Finding a maximal complete subspace of Riemann Integrable functions on $[0,1]$ I know that the space of Riemann Integrable functions on $[0,1]$ is not complete under the norm $|f|= \int f$. So I was wondering as to what would be a maximal complete subspace of Riemann Integrable functions. 
My Try: Firstly I noticed that the subspace of constant functions is complete. So we know that the set of all complete subspaces is not empty. Now I would like to show that any chain of complete subspaces has a maximal element (I am having trouble showing this also I am not sure if this is true). 
If we succeed then by Zorn's lemma there is definitely a maximal subspace. So we would have shown its existence.
Edit: I know that Lebesgue Integrable functions are in a way a completion of Riemann Integrable functions. So I was probably thinking we could take some subspace which is contained in Riemann Integrable functions then we would get some other spaces.

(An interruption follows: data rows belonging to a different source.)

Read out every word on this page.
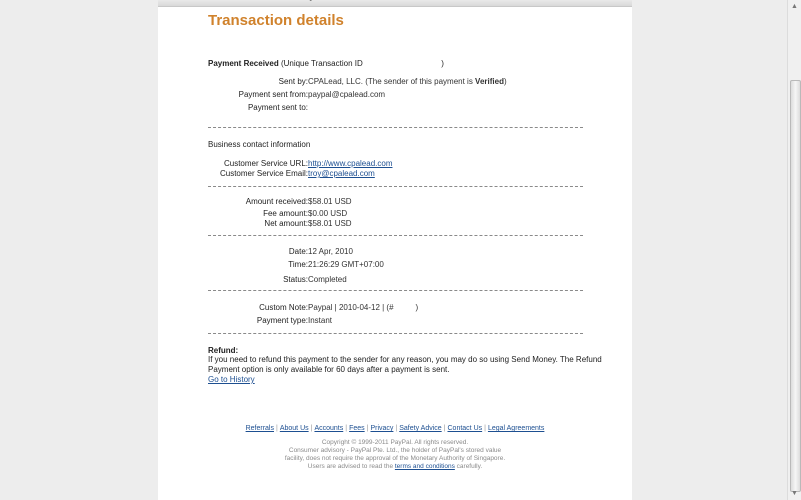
Transaction details
Payment Received (Unique Transaction ID	)
Sent by: CPALead, LLC. (The sender of this payment is Verified)
Payment sent from: paypal@cpalead.com
Payment sent to:
Business contact information
Customer Service URL: http://www.cpalead.com
Customer Service Email: troy@cpalead.com
Amount received: $58.01 USD
Fee amount: $0.00 USD
Net amount: $58.01 USD
Date: 12 Apr, 2010
Time: 21:26:29 GMT+07:00
Status: Completed
Custom Note: Paypal | 2010-04-12 | (#	)
Payment type: Instant
Refund:
If you need to refund this payment to the sender for any reason, you may do so using Send Money. The Refund
Payment option is only available for 60 days after a payment is sent.
Go to History
Referrals | About Us | Accounts | Fees | Privacy | Safety Advice | Contact Us | Legal Agreements
Copyright © 1999-2011 PayPal. All rights reserved.
Consumer advisory - PayPal Pte. Ltd., the holder of PayPal's stored value
facility, does not require the approval of the Monetary Authority of Singapore.
Users are advised to read the terms and conditions carefully.
▲
▼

But I am wondering if we can actually write down the set.Any hints or comments are welcome. Thanks.
 A: There is no maximal complete subspace in the space of Riemann-integrable functions.
In fact, given any non-complete normed space $X$, there is no maximal complete subspace in $X$.
To see this, asumme towards a contradiction that such a subspace exists; call it $E$. Then $E\neq X$ since $X$ is not complete. Take any $u\in X\setminus E$, and consider $F:= E\oplus [u]$, where $[u]$ is the $1$-dimensional subspace spanned by $u$. Let us show that $F$ is complete, which will contradict the maximality of $E$.
Consider the projection map $p:F\to [u]$ associated with the decomposition $F=E\oplus [u]$. The range of $p$ is $1$-dimensional, and the kernel of $p$ is $E$ which is a closed subspace of $F$ since $E$ is assumed to be complete. It follows that $p$ is continuous (using the well known fact that a linear functional is continuous if and only if its kernel is closed). So $Id-p$ is continuous as well. Hence, we have estimates $\Vert p(x)\Vert\leq C\Vert x\Vert$ and $\Vert x-p(x)\Vert\leq C\Vert x\Vert$ for $x\in F$. Since both $E$ and the $1$-dimensional space $[u]$ are complete, it now follows easily that $F$ is complete: if $(x_n)$ is a Cauchy sequence in $F$, then $(p(x_n))$ and $(x_n-p(x_n))$ are Cauchy in $[u]$ and $E$ respectively, etc.